When the output level of the D/A converter 12 exceeds the maximum value E of the pseudo video signal, the operation of the counter 6 is stopped.
The output data of the counter 6 at this time is latched by the latch circuit 13. If there is no variation in the output level of the VTR 1, the latch circuit 13 stores data similar to the previously set data. If a fluctuation occurs in the output level of the VTR 1, the data in the latch circuit 13 is changed and rewritten to data whose analog value is approximately equal to the maximum value of the pseudo video signal.

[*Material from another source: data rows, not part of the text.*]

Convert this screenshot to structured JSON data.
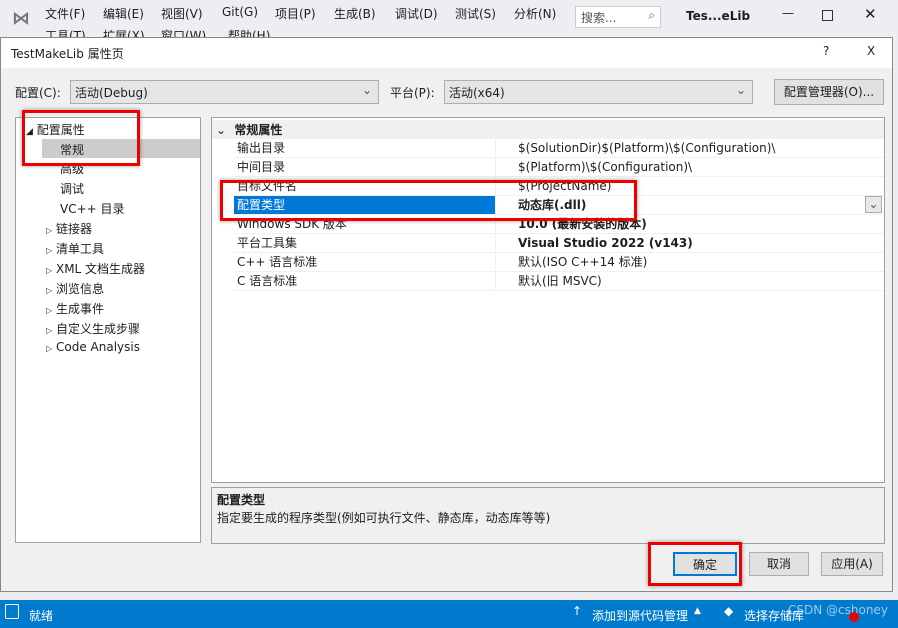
{
  "ide": {
    "menu": [
      "文件(F)",
      "编辑(E)",
      "视图(V)",
      "Git(G)",
      "项目(P)",
      "生成(B)",
      "调试(D)",
      "测试(S)",
      "分析(N)",
      "工具(T)",
      "扩展(X)",
      "窗口(W)",
      "帮助(H)"
    ],
    "search_placeholder": "搜索...",
    "title": "Tes...eLib"
  },
  "dialog": {
    "title": "TestMakeLib 属性页",
    "help": "?",
    "close": "X",
    "config_label": "配置(C):",
    "config_value": "活动(Debug)",
    "platform_label": "平台(P):",
    "platform_value": "活动(x64)",
    "config_manager": "配置管理器(O)...",
    "tree": [
      {
        "label": "配置属性",
        "expanded": true
      },
      {
        "label": "常规",
        "selected": true
      },
      {
        "label": "高级"
      },
      {
        "label": "调试"
      },
      {
        "label": "VC++ 目录"
      },
      {
        "label": "链接器"
      },
      {
        "label": "清单工具"
      },
      {
        "label": "XML 文档生成器"
      },
      {
        "label": "浏览信息"
      },
      {
        "label": "生成事件"
      },
      {
        "label": "自定义生成步骤"
      },
      {
        "label": "Code Analysis"
      }
    ],
    "section": "常规属性",
    "rows": [
      {
        "label": "输出目录",
        "value": "$(SolutionDir)$(Platform)\\$(Configuration)\\"
      },
      {
        "label": "中间目录",
        "value": "$(Platform)\\$(Configuration)\\"
      },
      {
        "label": "目标文件名",
        "value": "$(ProjectName)"
      },
      {
        "label": "配置类型",
        "value": "动态库(.dll)",
        "bold": true,
        "selected": true
      },
      {
        "label": "Windows SDK 版本",
        "value": "10.0 (最新安装的版本)",
        "bold": true
      },
      {
        "label": "平台工具集",
        "value": "Visual Studio 2022 (v143)",
        "bold": true
      },
      {
        "label": "C++ 语言标准",
        "value": "默认(ISO C++14 标准)"
      },
      {
        "label": "C 语言标准",
        "value": "默认(旧 MSVC)"
      }
    ],
    "desc_title": "配置类型",
    "desc_text": "指定要生成的程序类型(例如可执行文件、静态库，动态库等等)",
    "ok": "确定",
    "cancel": "取消",
    "apply": "应用(A)"
  },
  "status": {
    "ready": "就绪",
    "add_source": "添加到源代码管理",
    "select_repo": "选择存储库",
    "watermark": "CSDN @cshoney",
    "accent": "#007acc"
  }
}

In this way, the analog value of the data stored in the latch circuit 13 is always approximately equal to the maximum value of the pseudo video signal output from the clamp circuit 2. Therefore, D/
The output of the A converter 14 is always at a level approximately at the center of the amplitude of the data of the pseudo video signal, regardless of fluctuations in the output level of the VTR 1.

On the other hand, if dropout occurs, preset data (1000) is loaded into the counter 6 and the dark value is set to 0.4V. In addition, if the level of the maximum value of the data of the pseudo video signal is extremely high (and an overflow occurs in the counter 6, the counter 6 is stopped at the maximum value data (1111) of the counter 6, and this data The value is set.

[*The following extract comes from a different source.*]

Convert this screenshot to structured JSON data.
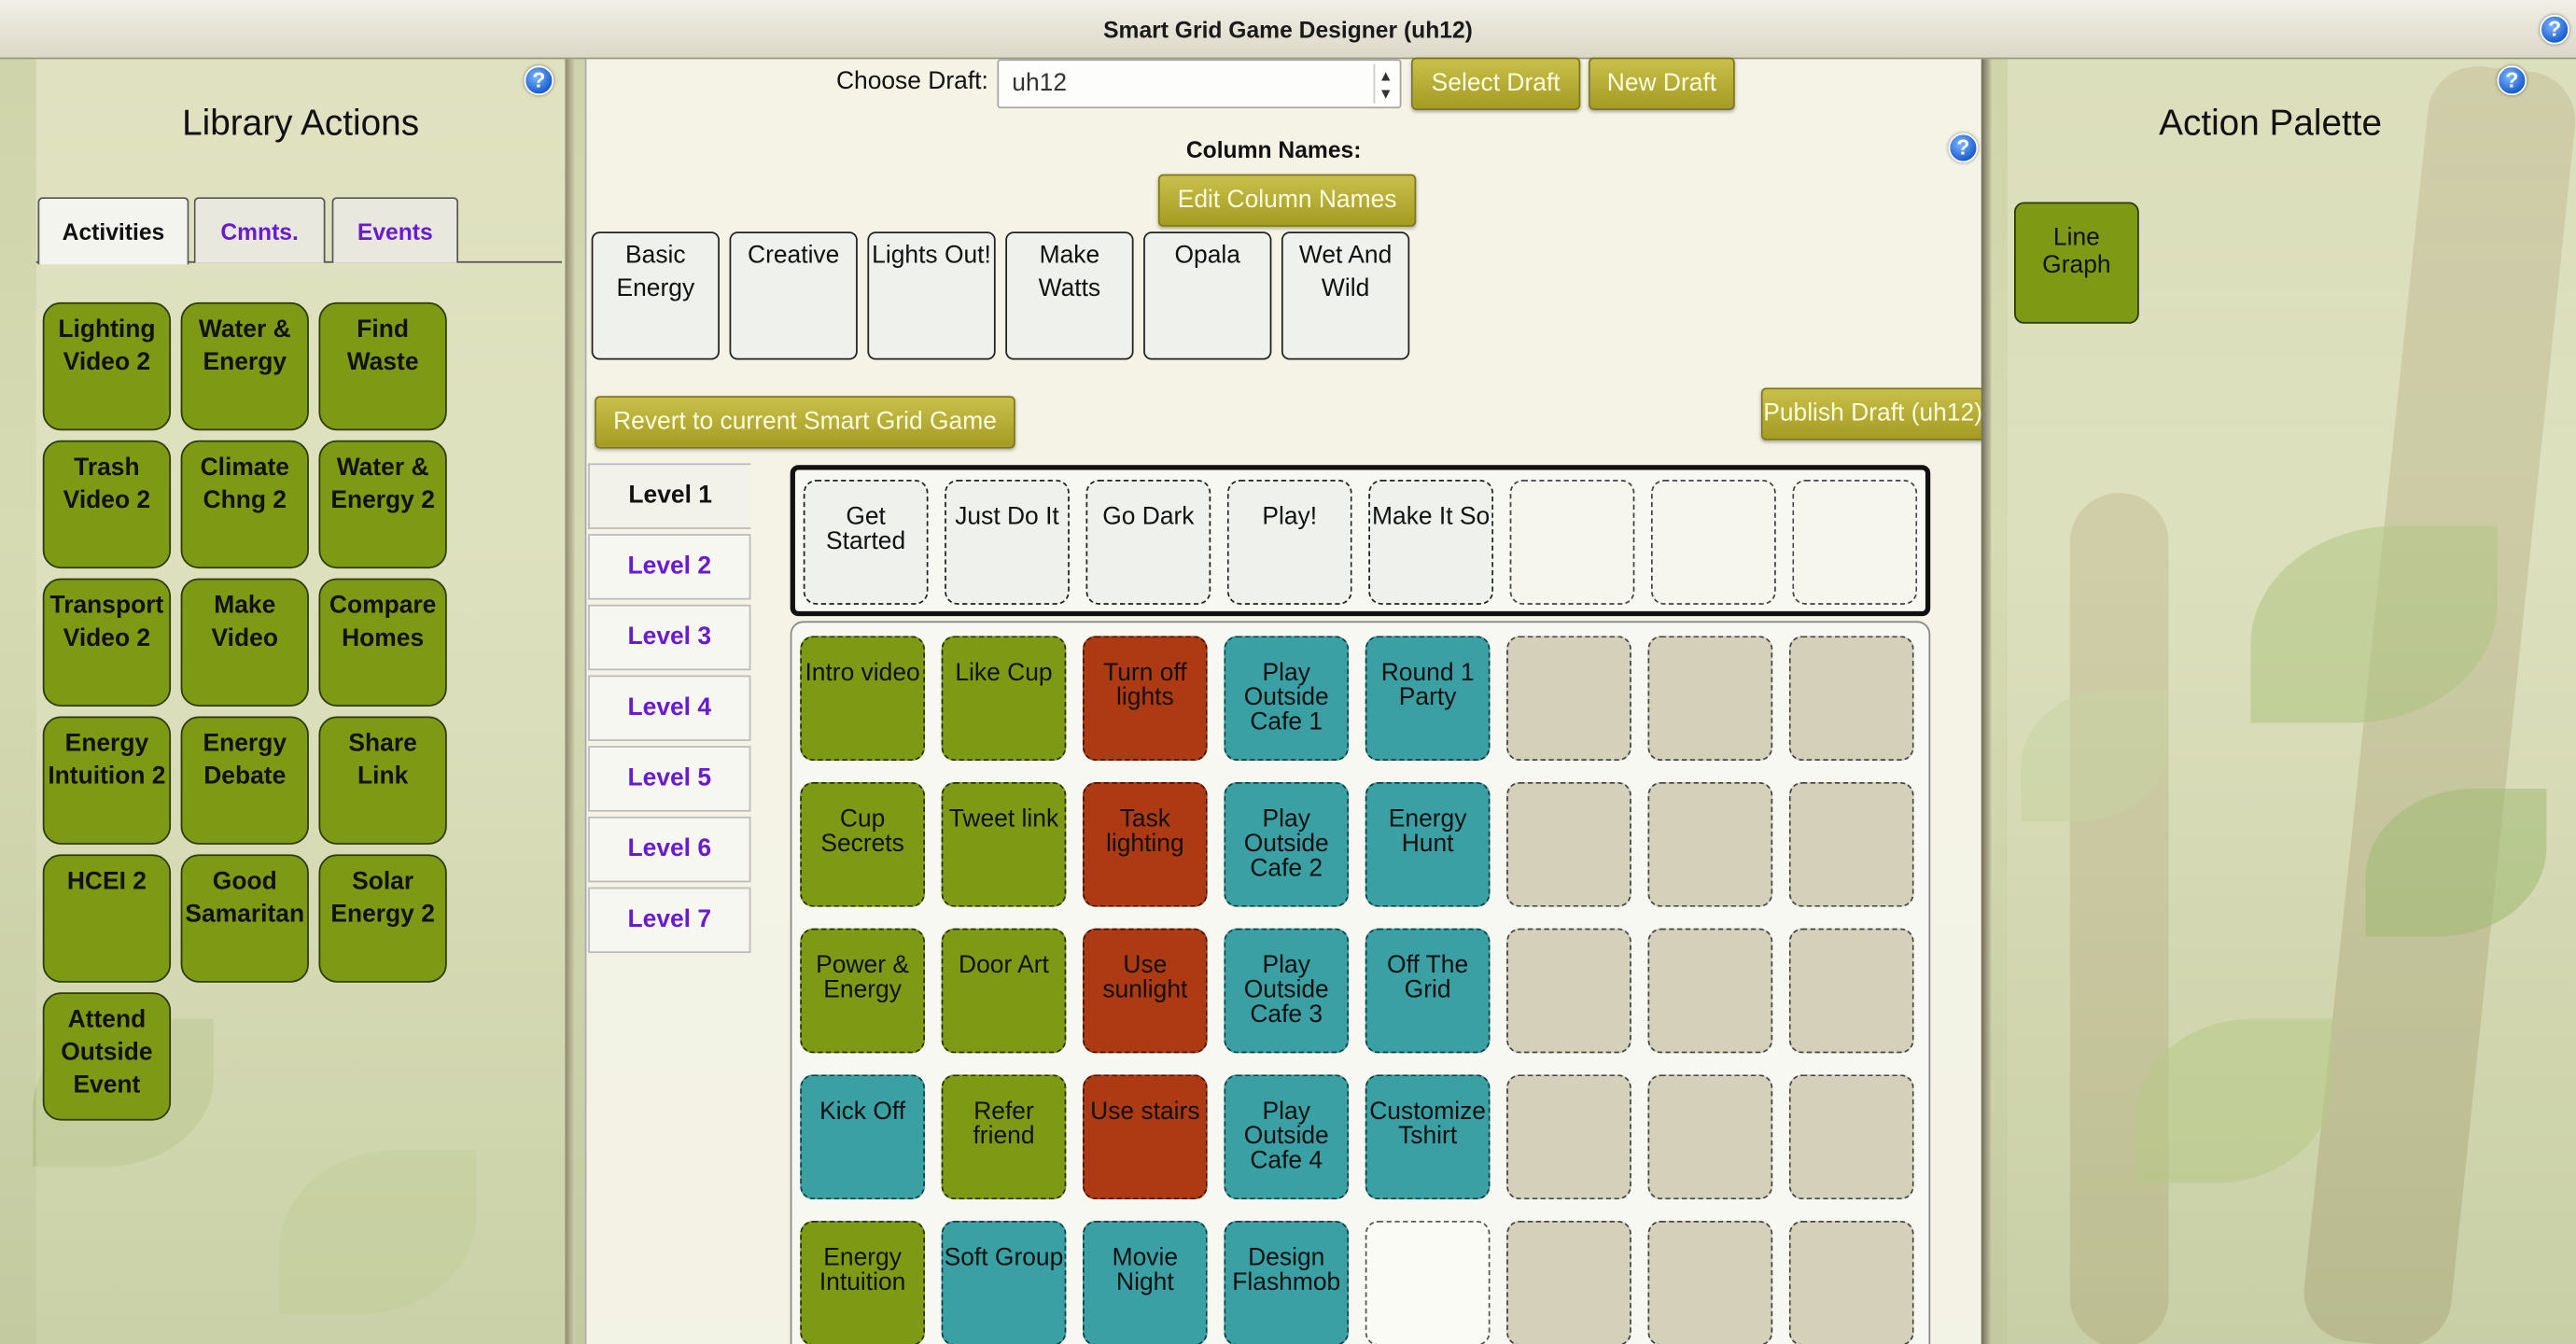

Although the number of bits of the counter 6 in the above embodiment is 4 bits, the number of bits of the counter 6 is not limited to 4 bits. Furthermore, the data preset in the counter 6 can be changed as appropriate.

〔Effect of the invention〕

According to this invention, the level of the peak value of the data of the pseudo video signal is detected, and the dark value is approximately l/2 of this peak value.
It is always set so that Therefore, the optimal darkness value is always set according to the output level of the VTR. However, the point of change in the darkness value is within the vertical blanking interval. Therefore, you can set the optimal darkness value no matter what kind of VTR you use, and even if the output level of the VTR fluctuates,
Along with this, the darkness value is automatically reset to the optimal value. Therefore, according to the present invention, it is possible to improve the error rate.

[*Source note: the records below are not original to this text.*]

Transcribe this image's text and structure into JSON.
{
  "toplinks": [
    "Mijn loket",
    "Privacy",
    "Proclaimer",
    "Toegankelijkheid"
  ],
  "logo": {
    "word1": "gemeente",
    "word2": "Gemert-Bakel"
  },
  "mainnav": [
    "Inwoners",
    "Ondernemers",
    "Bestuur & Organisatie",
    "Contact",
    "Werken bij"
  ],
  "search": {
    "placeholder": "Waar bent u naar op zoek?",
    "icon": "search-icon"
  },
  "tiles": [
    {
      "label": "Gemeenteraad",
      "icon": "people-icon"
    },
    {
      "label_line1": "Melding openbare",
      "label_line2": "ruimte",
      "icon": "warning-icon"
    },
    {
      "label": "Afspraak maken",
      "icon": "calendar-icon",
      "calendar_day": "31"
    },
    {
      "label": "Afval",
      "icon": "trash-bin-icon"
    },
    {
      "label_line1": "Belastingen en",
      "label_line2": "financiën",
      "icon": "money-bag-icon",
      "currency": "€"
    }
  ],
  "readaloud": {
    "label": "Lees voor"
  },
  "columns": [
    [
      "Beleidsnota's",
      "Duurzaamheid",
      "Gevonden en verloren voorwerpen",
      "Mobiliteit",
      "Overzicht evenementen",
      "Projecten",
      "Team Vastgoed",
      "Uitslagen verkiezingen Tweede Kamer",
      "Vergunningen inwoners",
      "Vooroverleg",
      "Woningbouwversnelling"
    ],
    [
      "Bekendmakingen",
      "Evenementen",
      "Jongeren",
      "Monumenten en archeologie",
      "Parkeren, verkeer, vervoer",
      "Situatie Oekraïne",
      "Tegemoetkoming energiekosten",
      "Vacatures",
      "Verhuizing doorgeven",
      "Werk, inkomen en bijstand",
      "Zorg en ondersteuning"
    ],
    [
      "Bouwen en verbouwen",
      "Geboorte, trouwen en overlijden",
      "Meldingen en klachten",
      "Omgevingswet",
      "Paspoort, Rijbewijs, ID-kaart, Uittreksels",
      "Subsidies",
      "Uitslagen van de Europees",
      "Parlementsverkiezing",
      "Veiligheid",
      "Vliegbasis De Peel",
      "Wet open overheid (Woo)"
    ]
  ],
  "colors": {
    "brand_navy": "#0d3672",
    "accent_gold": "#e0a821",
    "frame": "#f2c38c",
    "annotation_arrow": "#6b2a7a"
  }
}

[Brief explanation of the drawing]

FIG. 1 is a block diagram of an embodiment of the present invention, and FIG. 2 is a waveform diagram used to explain the embodiment of the invention. 1: VTR12: Clamp circuit, 3.4: ': 1 amparator, 5: Vertical synchronization signal input terminal, 6: Counter, 7
: Counter controller, 11: Gate circuit, 12,1
4: D/A converter, 13: latch circuit, 15 two output terminals.

Claims (1)

[Claims] a clamp circuit, a counter that performs a counting operation using a clock every predetermined cycle, a first D/A converter that converts the output of this counter into an analog signal, and an output of the clamp circuit and the first D/A converter. a detection circuit that compares the outputs of the first D/A converter and detects that the output of the first D/A converter exceeds the peak value of the output of the clamp circuit;
A control circuit that stops the counting operation of the counter based on the output signal of the detection circuit and causes a latch circuit to latch the output of the counter at that time, and a second D/A that converts the output of the latch circuit into an analog signal. A digital data reproducing circuit comprising: a converter; and a comparator circuit supplied with the output of the second D/A converter and the output of the clamp circuit and outputting a digital signal.